WIP: Strict assembly. [Julia the IR] #2107

chriseth · 2017-04-03T17:17:49Z

No description provided.

gnidan · 2017-04-03T17:24:59Z

Note that "Julia" is the name of an existing language

gnidan

Just some thoughts about this, while my hands are still dirty from writing a basic parser for the grammar 😄

gnidan · 2017-04-03T23:35:29Z

docs/assembly.rst

+    Expression =
+        Identifier | Literal | FunctionCall
+    Switch =
+        'switch' Expression Case* ( 'default' ':' Block )?


For whatever it might matter, note that the following will be syntactically allowable:

switch 0 case 1 { ... }

Why should it not be syntactically allowed?

gnidan · 2017-04-03T23:35:38Z

docs/assembly.rst

+    Case =
+        'case' Expression ':' Block
+    ForLoop =
+        'for' Block Expression Block Block


Previously, the grammar permitted blocks or expressions for two of those blocks. The difference as far as I can tell is the inclusion / exclusion of braces. Is being able to exclude braces something that might be useful?

The reason for all this are the complicated scoping rules for the for-loop.

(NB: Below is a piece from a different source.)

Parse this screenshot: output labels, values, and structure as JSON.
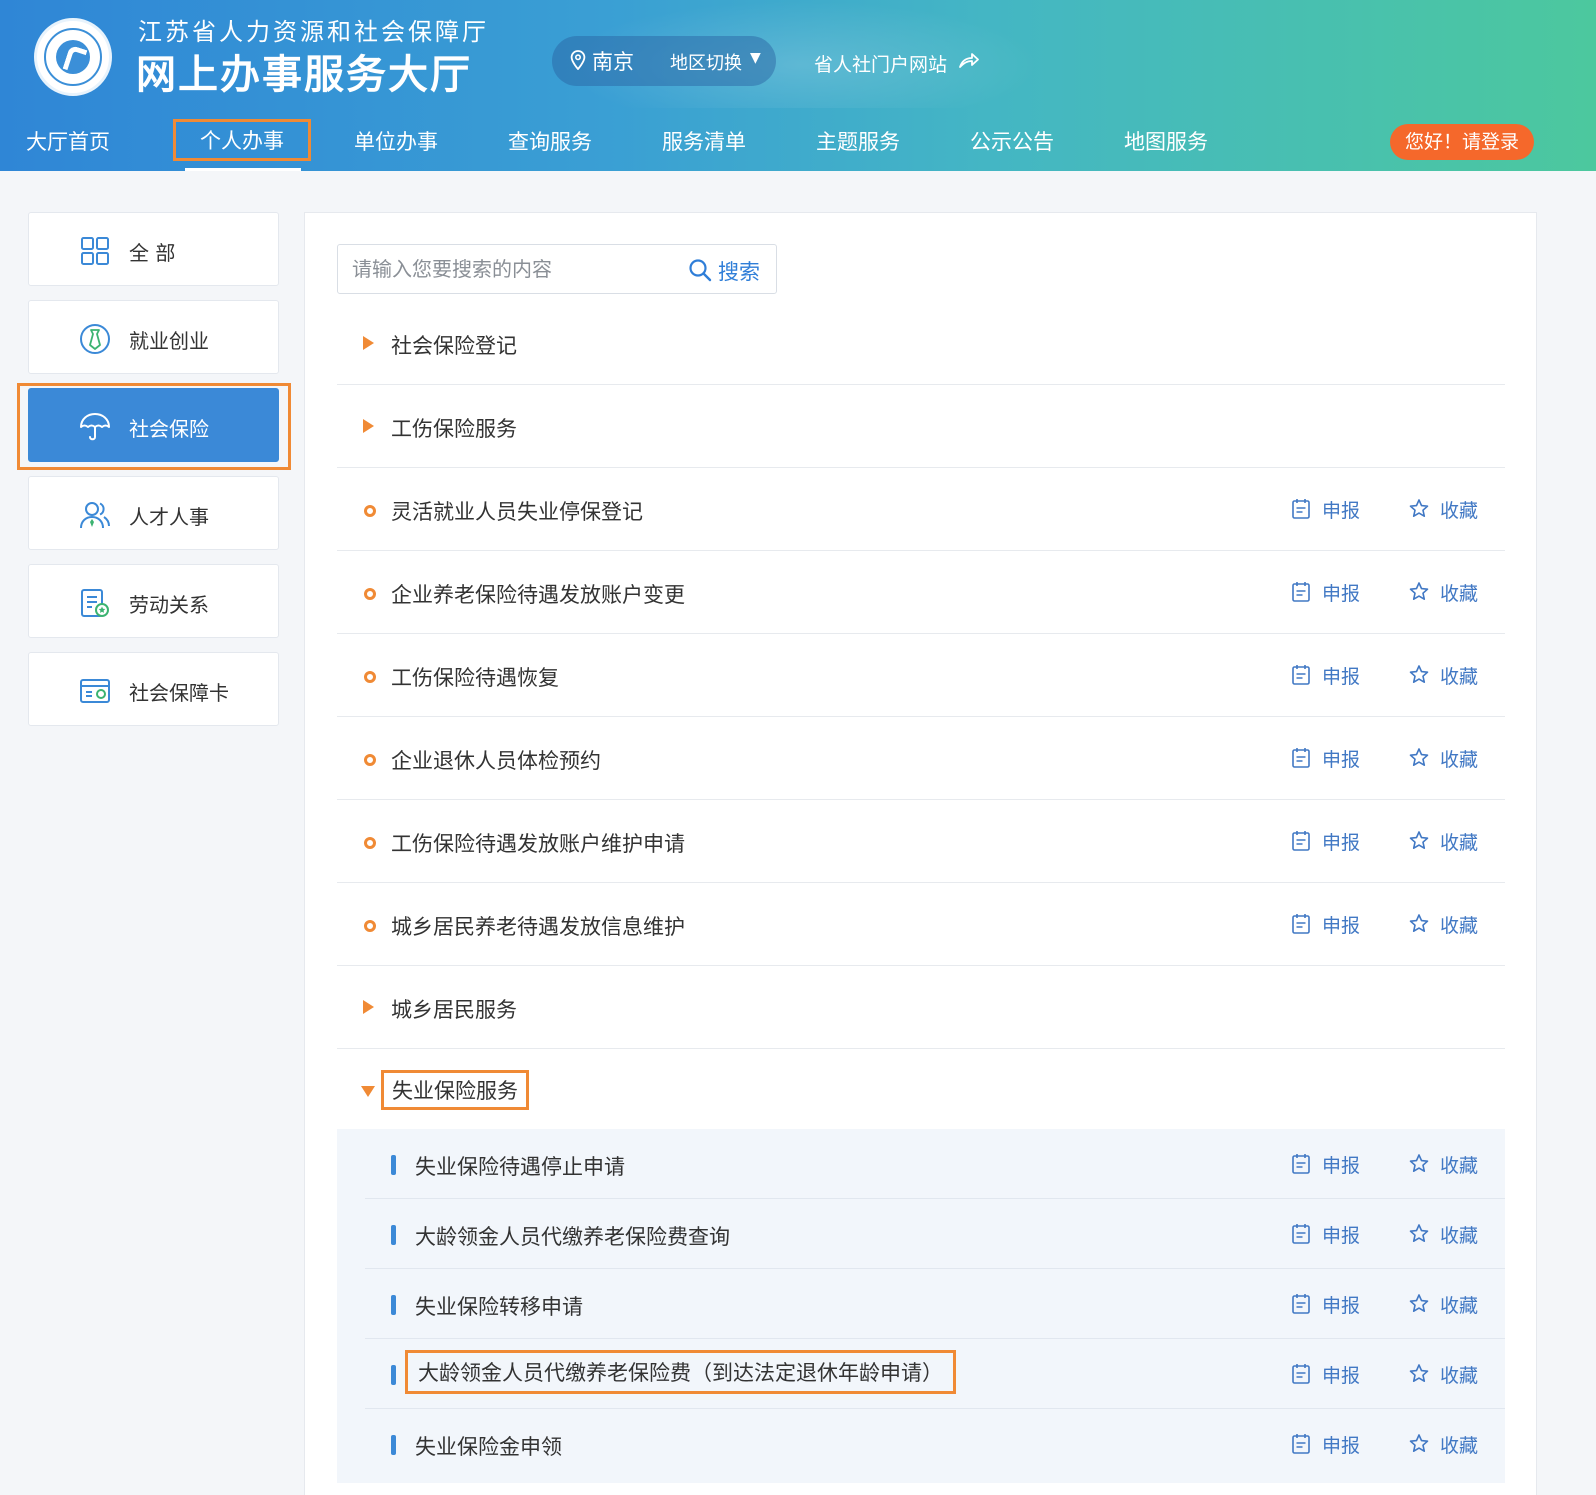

We want to allow a new variable to be declared whose scope is only the for-loop itself, so basically the idiomatic

for { let x := 1 } lt(x, 10) { x := add(x, 1) } { ...}

Of course it is weird that the scope of x extends beyond { let x := 1 } but it might be even weirder if we allowed for let x := 1 lt(x, 10) x := add(x, 1) { ... }, but this is perhaps a matter of taste.

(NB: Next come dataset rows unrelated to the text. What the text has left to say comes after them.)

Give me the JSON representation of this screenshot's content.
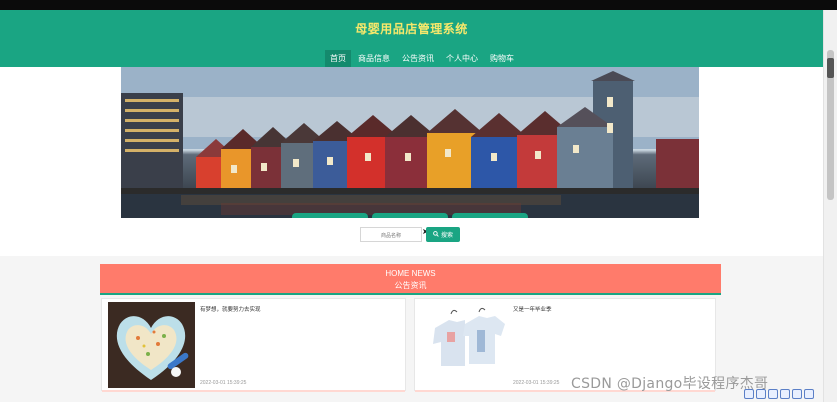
{
  "header": {
    "site_title": "母婴用品店管理系统",
    "nav": [
      {
        "label": "首页",
        "active": true
      },
      {
        "label": "商品信息",
        "active": false
      },
      {
        "label": "公告资讯",
        "active": false
      },
      {
        "label": "个人中心",
        "active": false
      },
      {
        "label": "购物车",
        "active": false
      }
    ]
  },
  "search": {
    "placeholder": "商品名称",
    "button_label": "搜索",
    "icon": "search-icon"
  },
  "news": {
    "title_en": "HOME NEWS",
    "title_cn": "公告资讯",
    "items": [
      {
        "title": "有梦想，就要努力去实现",
        "date": "2022-03-01 15:39:25",
        "image": "heart-bowl-food-photo"
      },
      {
        "title": "又是一年毕业季",
        "date": "2022-03-01 15:39:25",
        "image": "baby-clothes-photo"
      }
    ]
  },
  "watermark": "CSDN @Django毕设程序杰哥",
  "colors": {
    "brand_green": "#1aa583",
    "title_yellow": "#f7e86b",
    "news_header": "#ff7b6b",
    "top_bar": "#0b0b0b"
  }
}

Forcing braces for at least the first and last element introduces separators, but I'm fine with also allowing plain expressions there if you think that is useful.

👍 braces

gnidan · 2017-04-03T23:35:47Z

docs/assembly.rst

+
+     | 'dataSize' '(' Identifier ')' |
+        LinkerSymbol |
+        'bytecodeSize' |


I think these need to get moved up to Statement?

Also: what are your thoughts on pulling 'break'/'continue'/'bytecodeSize' into their own non-terminal(s)?

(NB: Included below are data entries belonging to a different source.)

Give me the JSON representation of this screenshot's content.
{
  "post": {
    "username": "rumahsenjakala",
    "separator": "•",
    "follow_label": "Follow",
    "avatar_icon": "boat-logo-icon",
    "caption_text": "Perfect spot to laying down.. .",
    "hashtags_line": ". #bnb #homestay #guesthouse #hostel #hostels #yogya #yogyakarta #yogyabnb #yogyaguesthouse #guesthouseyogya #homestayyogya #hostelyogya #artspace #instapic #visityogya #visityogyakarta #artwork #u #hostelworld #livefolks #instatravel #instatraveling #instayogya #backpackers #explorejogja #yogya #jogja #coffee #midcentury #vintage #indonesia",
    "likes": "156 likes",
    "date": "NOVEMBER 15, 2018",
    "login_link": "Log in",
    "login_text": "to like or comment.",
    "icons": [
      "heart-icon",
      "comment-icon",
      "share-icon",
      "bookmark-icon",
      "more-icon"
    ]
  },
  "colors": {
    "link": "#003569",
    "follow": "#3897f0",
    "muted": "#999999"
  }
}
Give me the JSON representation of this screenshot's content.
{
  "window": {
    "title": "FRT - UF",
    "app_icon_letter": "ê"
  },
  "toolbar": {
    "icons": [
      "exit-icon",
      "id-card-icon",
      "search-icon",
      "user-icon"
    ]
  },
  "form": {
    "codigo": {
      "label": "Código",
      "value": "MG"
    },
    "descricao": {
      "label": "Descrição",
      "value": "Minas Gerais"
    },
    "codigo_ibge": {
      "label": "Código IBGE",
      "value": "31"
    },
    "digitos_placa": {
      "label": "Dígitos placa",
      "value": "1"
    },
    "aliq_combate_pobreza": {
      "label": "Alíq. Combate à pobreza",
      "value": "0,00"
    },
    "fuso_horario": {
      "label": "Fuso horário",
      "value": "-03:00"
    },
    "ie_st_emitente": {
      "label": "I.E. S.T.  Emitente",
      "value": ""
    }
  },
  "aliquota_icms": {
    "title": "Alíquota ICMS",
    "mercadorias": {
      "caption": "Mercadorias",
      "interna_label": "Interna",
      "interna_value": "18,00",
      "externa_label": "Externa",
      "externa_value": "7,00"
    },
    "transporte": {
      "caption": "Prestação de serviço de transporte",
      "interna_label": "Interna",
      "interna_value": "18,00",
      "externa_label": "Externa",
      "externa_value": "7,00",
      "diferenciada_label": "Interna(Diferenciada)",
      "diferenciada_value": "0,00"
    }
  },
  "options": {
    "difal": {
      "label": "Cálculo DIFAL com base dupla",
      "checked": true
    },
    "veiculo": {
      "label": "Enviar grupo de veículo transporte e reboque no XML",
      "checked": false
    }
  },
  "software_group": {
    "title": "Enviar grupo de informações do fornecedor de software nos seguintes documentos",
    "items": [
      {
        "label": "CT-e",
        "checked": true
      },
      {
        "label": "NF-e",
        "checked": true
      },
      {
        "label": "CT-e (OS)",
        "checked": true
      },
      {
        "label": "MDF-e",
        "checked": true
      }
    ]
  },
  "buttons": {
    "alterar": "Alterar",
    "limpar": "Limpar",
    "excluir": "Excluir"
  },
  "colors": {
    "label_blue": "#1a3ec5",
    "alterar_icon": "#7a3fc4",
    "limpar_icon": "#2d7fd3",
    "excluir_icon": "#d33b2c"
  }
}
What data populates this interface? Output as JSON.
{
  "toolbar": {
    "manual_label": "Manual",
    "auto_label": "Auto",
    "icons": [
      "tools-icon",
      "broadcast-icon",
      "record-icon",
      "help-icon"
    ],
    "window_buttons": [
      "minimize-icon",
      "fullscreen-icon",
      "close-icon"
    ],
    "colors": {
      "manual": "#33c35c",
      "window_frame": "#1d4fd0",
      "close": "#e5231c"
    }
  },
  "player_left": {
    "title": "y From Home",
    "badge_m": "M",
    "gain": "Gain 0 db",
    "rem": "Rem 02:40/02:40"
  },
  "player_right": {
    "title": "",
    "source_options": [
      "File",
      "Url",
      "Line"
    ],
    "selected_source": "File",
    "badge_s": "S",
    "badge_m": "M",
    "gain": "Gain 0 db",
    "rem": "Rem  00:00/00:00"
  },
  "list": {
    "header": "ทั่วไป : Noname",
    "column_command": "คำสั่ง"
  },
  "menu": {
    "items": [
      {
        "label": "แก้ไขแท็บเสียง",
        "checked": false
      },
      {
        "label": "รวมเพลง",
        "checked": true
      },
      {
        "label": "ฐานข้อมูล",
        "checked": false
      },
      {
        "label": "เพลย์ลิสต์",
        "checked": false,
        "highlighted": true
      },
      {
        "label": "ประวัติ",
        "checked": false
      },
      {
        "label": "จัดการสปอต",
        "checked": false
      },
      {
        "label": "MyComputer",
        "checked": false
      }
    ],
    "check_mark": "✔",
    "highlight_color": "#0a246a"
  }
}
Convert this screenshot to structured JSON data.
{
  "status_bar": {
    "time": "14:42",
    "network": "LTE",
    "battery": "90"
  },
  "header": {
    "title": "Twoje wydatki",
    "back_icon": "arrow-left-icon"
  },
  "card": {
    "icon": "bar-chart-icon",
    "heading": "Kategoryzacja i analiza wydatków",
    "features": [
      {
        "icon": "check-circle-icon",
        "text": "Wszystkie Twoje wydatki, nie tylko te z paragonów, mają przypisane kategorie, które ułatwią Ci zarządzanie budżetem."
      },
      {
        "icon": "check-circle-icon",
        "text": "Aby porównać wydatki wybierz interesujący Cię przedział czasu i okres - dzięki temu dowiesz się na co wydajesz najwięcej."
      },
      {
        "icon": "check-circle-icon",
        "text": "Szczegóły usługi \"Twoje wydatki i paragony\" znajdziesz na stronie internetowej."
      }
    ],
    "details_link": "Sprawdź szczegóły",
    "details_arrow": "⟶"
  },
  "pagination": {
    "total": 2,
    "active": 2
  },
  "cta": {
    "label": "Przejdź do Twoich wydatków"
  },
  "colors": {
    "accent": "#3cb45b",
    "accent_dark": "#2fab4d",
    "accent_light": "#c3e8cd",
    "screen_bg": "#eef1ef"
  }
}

In my own parser implementation, I've found that the inconsistency between leaf/non-leaf nodes as possible resolutions for Statement has added a bit of complexity. This might be an implementation concern and not really relevant, but I think it might clean things up a bit to make a Break non-terminal, etc.

(This would mean that every Statement instance could be resolved to a container type with exactly one item.)

Follow-up thought from this: perhaps break/continue are categorizable as ControlOperations. I am not sure of behavior for these, but maybe also there is some generalization that can be done around dataSize/bytecodeSize/HexLiteral?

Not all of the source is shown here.